Formulas such as the above were mainly empirical, that is, they were compounded as a result of trial of various combinations of the constituents, without considering the nature and quantitative character of the reactions, as long as the desired shades could be obtained. Such dye mixtures were frequently found to yield results varying from those expected or originally obtained, because the effectiveness of the formulas depended upon the exact duplication in every detail, of conditions which had given satisfactory results previously, and it was not always possible to attain such an accurate reproduction of circumstances, especially when the fur dyers were quite ignorant of the scientific relationships of the materials used. So when more light had been shed on the nature and chemical characteristics of the vegetable dye substances, formulas like those described were no longer employed, although the essential ingredients were the same in the new processes.

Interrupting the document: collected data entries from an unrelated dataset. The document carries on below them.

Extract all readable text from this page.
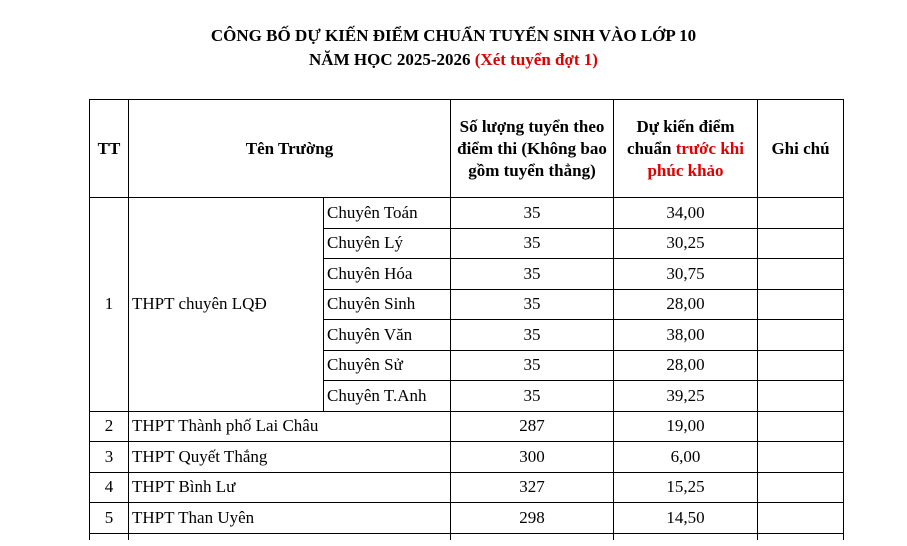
CÔNG BỐ DỰ KIẾN ĐIỂM CHUẨN TUYỂN SINH VÀO LỚP 10
NĂM HỌC 2025-2026 (Xét tuyển đợt 1)
TT	Tên Trường		Số lượng tuyển theo điểm thi (Không bao gồm tuyển thẳng)	Dự kiến điểm chuẩn trước khi phúc khảo	Ghi chú
1	THPT chuyên LQĐ	Chuyên Toán	35	34,00	
		Chuyên Lý	35	30,25	
		Chuyên Hóa	35	30,75	
		Chuyên Sinh	35	28,00	
		Chuyên Văn	35	38,00	
		Chuyên Sử	35	28,00	
		Chuyên T.Anh	35	39,25	
2	THPT Thành phố Lai Châu		287	19,00	
3	THPT Quyết Thắng		300	6,00	
4	THPT Bình Lư		327	15,25	
5	THPT Than Uyên		298	14,50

Unnecessary constituents were eliminated, and proper ones substituted where it was required, and the quantities of the materials used were made to conform to the chemical laws governing the reactions. Since these new formulas were based on a rational understanding of the constituents and their reactions, it is desirable to study the latter briefly, before further discussing the formulas themselves.

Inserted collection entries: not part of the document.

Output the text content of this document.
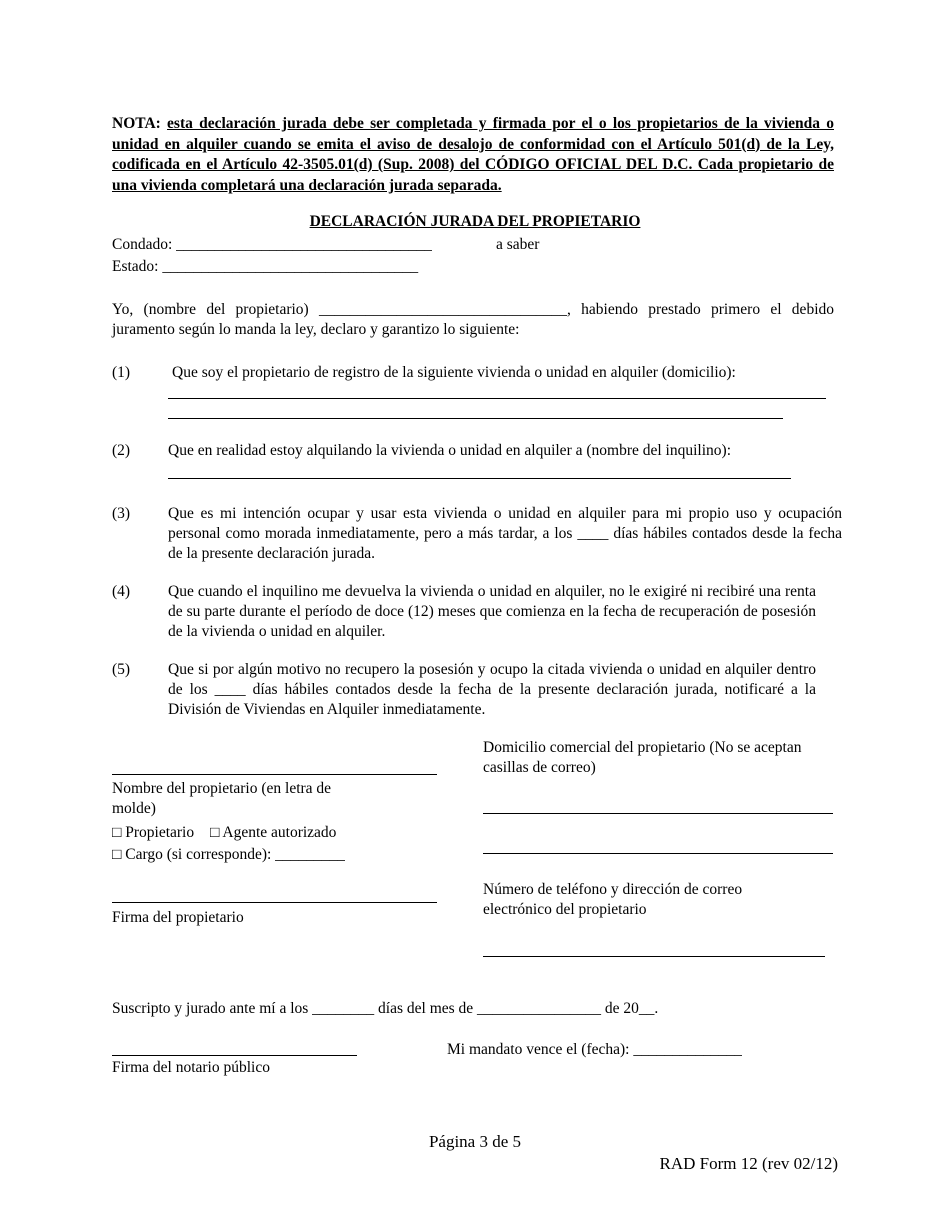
NOTA: esta declaración jurada debe ser completada y firmada por el o los propietarios de la vivienda o unidad en alquiler cuando se emita el aviso de desalojo de conformidad con el Artículo 501(d) de la Ley, codificada en el Artículo 42-3505.01(d) (Sup. 2008) del CÓDIGO OFICIAL DEL D.C. Cada propietario de una vivienda completará una declaración jurada separada.
DECLARACIÓN JURADA DEL PROPIETARIO
Condado: _________________________________	a saber
Estado: _________________________________
Yo, (nombre del propietario) ________________________________, habiendo prestado primero el debido juramento según lo manda la ley, declaro y garantizo lo siguiente:
(1)	Que soy el propietario de registro de la siguiente vivienda o unidad en alquiler (domicilio):
(2) Que en realidad estoy alquilando la vivienda o unidad en alquiler a (nombre del inquilino):
(3) Que es mi intención ocupar y usar esta vivienda o unidad en alquiler para mi propio uso y ocupación personal como morada inmediatamente, pero a más tardar, a los ____ días hábiles contados desde la fecha de la presente declaración jurada.
(4) Que cuando el inquilino me devuelva la vivienda o unidad en alquiler, no le exigiré ni recibiré una renta de su parte durante el período de doce (12) meses que comienza en la fecha de recuperación de posesión de la vivienda o unidad en alquiler.
(5) Que si por algún motivo no recupero la posesión y ocupo la citada vivienda o unidad en alquiler dentro de los ____ días hábiles contados desde la fecha de la presente declaración jurada, notificaré a la División de Viviendas en Alquiler inmediatamente.
Nombre del propietario (en letra de molde)
□ Propietario □ Agente autorizado
□ Cargo (si corresponde): _________
Firma del propietario
Domicilio comercial del propietario (No se aceptan casillas de correo)
Número de teléfono y dirección de correo electrónico del propietario
Suscripto y jurado ante mí a los ________ días del mes de ________________ de 20__.
Firma del notario público
Mi mandato vence el (fecha): ______________
Página 3 de 5
RAD Form 12 (rev 02/12)
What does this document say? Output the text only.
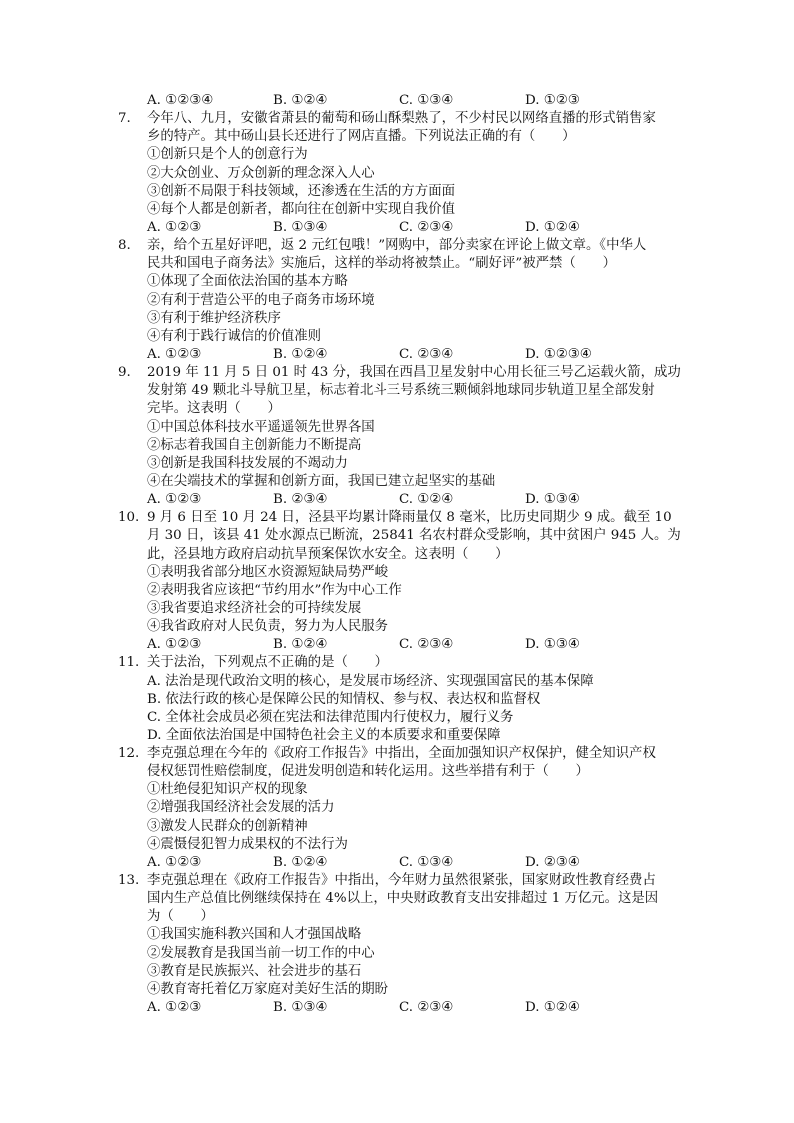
A. ①②③④	B. ①②④	C. ①③④	D. ①②③
7. 今年八、九月，安徽省萧县的葡萄和砀山酥梨熟了，不少村民以网络直播的形式销售家
乡的特产。其中砀山县长还进行了网店直播。下列说法正确的有（　　）
①创新只是个人的创意行为
②大众创业、万众创新的理念深入人心
③创新不局限于科技领域，还渗透在生活的方方面面
④每个人都是创新者，都向往在创新中实现自我价值
A. ①②③	B. ①③④	C. ②③④	D. ①②④
8. 亲，给个五星好评吧，返 2 元红包哦！”网购中，部分卖家在评论上做文章。《中华人
民共和国电子商务法》实施后，这样的举动将被禁止。“刷好评”被严禁（　　）
①体现了全面依法治国的基本方略
②有利于营造公平的电子商务市场环境
③有利于维护经济秩序
④有利于践行诚信的价值准则
A. ①②③	B. ①②④	C. ②③④	D. ①②③④
9. 2019 年 11 月 5 日 01 时 43 分，我国在西昌卫星发射中心用长征三号乙运载火箭，成功
发射第 49 颗北斗导航卫星，标志着北斗三号系统三颗倾斜地球同步轨道卫星全部发射
完毕。这表明（　　）
①中国总体科技水平遥遥领先世界各国
②标志着我国自主创新能力不断提高
③创新是我国科技发展的不竭动力
④在尖端技术的掌握和创新方面，我国已建立起坚实的基础
A. ①②③	B. ②③④	C. ①②④	D. ①③④
10. 9 月 6 日至 10 月 24 日，泾县平均累计降雨量仅 8 毫米，比历史同期少 9 成。截至 10
月 30 日，该县 41 处水源点已断流，25841 名农村群众受影响，其中贫困户 945 人。为
此，泾县地方政府启动抗旱预案保饮水安全。这表明（　　）
①表明我省部分地区水资源短缺局势严峻
②表明我省应该把“节约用水”作为中心工作
③我省要追求经济社会的可持续发展
④我省政府对人民负责，努力为人民服务
A. ①②③	B. ①②④	C. ②③④	D. ①③④
11. 关于法治，下列观点不正确的是（　　）
A. 法治是现代政治文明的核心，是发展市场经济、实现强国富民的基本保障
B. 依法行政的核心是保障公民的知情权、参与权、表达权和监督权
C. 全体社会成员必须在宪法和法律范围内行使权力，履行义务
D. 全面依法治国是中国特色社会主义的本质要求和重要保障
12. 李克强总理在今年的《政府工作报告》中指出，全面加强知识产权保护，健全知识产权
侵权惩罚性赔偿制度，促进发明创造和转化运用。这些举措有利于（　　）
①杜绝侵犯知识产权的现象
②增强我国经济社会发展的活力
③激发人民群众的创新精神
④震慑侵犯智力成果权的不法行为
A. ①②③	B. ①②④	C. ①③④	D. ②③④
13. 李克强总理在《政府工作报告》中指出，今年财力虽然很紧张，国家财政性教育经费占
国内生产总值比例继续保持在 4%以上，中央财政教育支出安排超过 1 万亿元。这是因
为（　　）
①我国实施科教兴国和人才强国战略
②发展教育是我国当前一切工作的中心
③教育是民族振兴、社会进步的基石
④教育寄托着亿万家庭对美好生活的期盼
A. ①②③	B. ①③④	C. ②③④	D. ①②④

The substances of vegetable origin used in modern fur dyeing may be grouped into two classes, one, the tannin-containing materials, and the other, the dyewoods proper. The most important of the tannins are gall-nuts, sumach and chestnut extract. Cutch, which also comes under this class, is more frequently used for the production of brown shades, so it is grouped with the dyewoods. Among the latter are logwood, fustic, Brazilwood, quercitron, turmeric, and several others of less significance.

1. Tannin Materials

First and foremost under this heading are the nutgalls. These are ball-shaped excrescences produced on certain plants by the punctures of insects in depositing their eggs. There are two chief varieties, the European, and the Chinese. The European galls are formed by the female gall-wasp which drops an egg in the rind of young branches of certain oaks. A swelling (the nutgall) is produced, in which the young insect develops, and from which it finally escapes by piercing a hole through the shell. Those galls which are not pierced have a fresh bluish or green color, are heavy and contain most tannic acid. After the insect has gone out, the galls are of a lighter, yellowish color, and also of inferior quality. The best oak-galls are the Aleppo, and the Turkish or Levant galls, containing 55–60% of tannic acid, and about 4% of gallic acid. The Chinese galls are produced by the puncture of a plant-louse on the leaves and leaf-stalks of a species of sumach, and not on oaks. The galls are very light, and very rich in tannic acid, containing often as much as 80%. For dyeing purposes, nutgalls are usually ground to a powder, and in some instances they are even roasted first and then ground.

Sumach consists of the leaves and sometimes of the small twigs and stems of a species of sumach plant known as the Rhus coriaria. The Sicilian variety is the finest commercial quality, with the Virginian ranking next. It is sold as a powder, but also in the form of the whole or crushed leaves. The best sumach contains 15–25% of tannin. Extracts are also manufactured, a liquid extract of 52 degrees Twaddell, which forms a dark brown, thick paste; and a solid extract, formed by evaporating the liquid extract to dryness.

Chestnut extract is prepared from the wood of the chestnut oak, which contains 8–10% of tannin. The solid extract has a bright, black color, while the liquid extract is a dark brown paste with a smell like that of burnt sugar.